McDonald's has been playing around with its menu a lot lately—finally offering breakfast all day, putting guacamole on fries, stirring smoothies with Greek yogurt, and even miniaturizing meals. Now it's messing around with Happy Meals. Taking a page from Google's book, the burger chain will sell the smiley-faced kids' meals in boxes that fold into virtual reality viewers.
Aptly named Happy Goggles, the initiative begins on Friday and is so far limited to Golden Arches locations in northern Sweden, which will only offer a combined total of 3,500 headsets.
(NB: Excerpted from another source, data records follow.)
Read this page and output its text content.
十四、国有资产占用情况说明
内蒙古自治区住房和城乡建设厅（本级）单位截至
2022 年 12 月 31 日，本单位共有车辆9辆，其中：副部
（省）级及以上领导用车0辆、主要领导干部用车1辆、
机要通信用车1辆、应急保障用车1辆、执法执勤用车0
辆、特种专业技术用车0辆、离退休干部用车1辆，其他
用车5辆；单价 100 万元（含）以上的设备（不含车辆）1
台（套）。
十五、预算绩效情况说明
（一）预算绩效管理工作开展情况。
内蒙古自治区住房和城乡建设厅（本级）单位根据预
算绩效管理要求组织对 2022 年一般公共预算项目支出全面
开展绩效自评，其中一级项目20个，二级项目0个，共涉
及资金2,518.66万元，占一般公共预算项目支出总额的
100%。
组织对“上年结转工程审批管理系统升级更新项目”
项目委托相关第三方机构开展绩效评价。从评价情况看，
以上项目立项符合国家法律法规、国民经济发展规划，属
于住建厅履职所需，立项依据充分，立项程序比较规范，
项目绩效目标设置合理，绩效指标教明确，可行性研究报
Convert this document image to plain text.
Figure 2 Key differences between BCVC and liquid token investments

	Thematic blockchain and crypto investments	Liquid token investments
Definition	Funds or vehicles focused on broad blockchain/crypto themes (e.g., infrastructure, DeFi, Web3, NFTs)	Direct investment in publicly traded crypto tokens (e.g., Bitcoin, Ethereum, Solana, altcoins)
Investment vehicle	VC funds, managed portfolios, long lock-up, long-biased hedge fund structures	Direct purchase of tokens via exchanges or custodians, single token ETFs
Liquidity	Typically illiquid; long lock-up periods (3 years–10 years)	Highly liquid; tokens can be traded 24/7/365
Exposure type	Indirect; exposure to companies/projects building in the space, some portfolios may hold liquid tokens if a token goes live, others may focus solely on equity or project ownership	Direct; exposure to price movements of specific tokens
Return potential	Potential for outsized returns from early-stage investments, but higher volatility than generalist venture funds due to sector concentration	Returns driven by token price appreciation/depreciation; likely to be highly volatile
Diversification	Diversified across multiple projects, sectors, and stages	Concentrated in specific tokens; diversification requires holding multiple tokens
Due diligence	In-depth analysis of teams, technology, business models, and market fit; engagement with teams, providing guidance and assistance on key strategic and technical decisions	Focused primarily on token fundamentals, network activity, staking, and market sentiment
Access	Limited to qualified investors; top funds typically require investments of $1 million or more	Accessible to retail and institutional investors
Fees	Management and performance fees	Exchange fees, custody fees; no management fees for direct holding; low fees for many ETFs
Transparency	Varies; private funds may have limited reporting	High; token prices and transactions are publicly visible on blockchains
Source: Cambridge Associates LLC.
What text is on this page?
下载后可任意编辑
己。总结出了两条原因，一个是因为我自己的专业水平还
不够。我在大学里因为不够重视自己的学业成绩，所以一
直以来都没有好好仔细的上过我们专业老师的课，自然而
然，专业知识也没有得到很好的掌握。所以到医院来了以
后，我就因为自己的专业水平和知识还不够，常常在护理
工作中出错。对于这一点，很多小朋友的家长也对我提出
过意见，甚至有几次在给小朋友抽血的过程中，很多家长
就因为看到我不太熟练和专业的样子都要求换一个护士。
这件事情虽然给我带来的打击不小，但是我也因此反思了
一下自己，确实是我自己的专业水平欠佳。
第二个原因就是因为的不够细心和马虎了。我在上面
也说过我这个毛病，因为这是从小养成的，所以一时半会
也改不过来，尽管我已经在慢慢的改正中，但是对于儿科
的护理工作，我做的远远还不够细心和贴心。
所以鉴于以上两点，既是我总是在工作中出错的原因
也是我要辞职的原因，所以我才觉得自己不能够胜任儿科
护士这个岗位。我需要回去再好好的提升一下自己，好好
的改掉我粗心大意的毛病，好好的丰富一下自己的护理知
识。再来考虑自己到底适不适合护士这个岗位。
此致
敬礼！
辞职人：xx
The cardboard viewers, when paired with a smartphone, will become immersive VR experiences for children.
Wired reports that the project stems from a partnership with ad agency DDB, where a team of designers came up with the perfect perforations and folds needed to transform the bright red box into a VR viewer. "We try to bring education to our Happy Meals, and the answer was kind of staring us in the face," Jeff Jackett, marketing director for McDonald's Sweden, told the tech site.
While this might seem extremely gimmicky, Wired points out that it's not unlike the New York Times' mailing of 13 million Google Cardboard sets back in November. That enterprise was widely well received, with the experience even lauded as "meaningfully new."
The difference, of course, will be in the content. The Times transported us to places of political unrest—in lesser known corners of the world—with sweeping, 360-degree views; meanwhile, McDonald's is giving kids an animated ski-racing game called "Se upp i backen" ("Watch out on the slopes"). So if this ever makes it Stateside, we'll let you be the judge of its true value.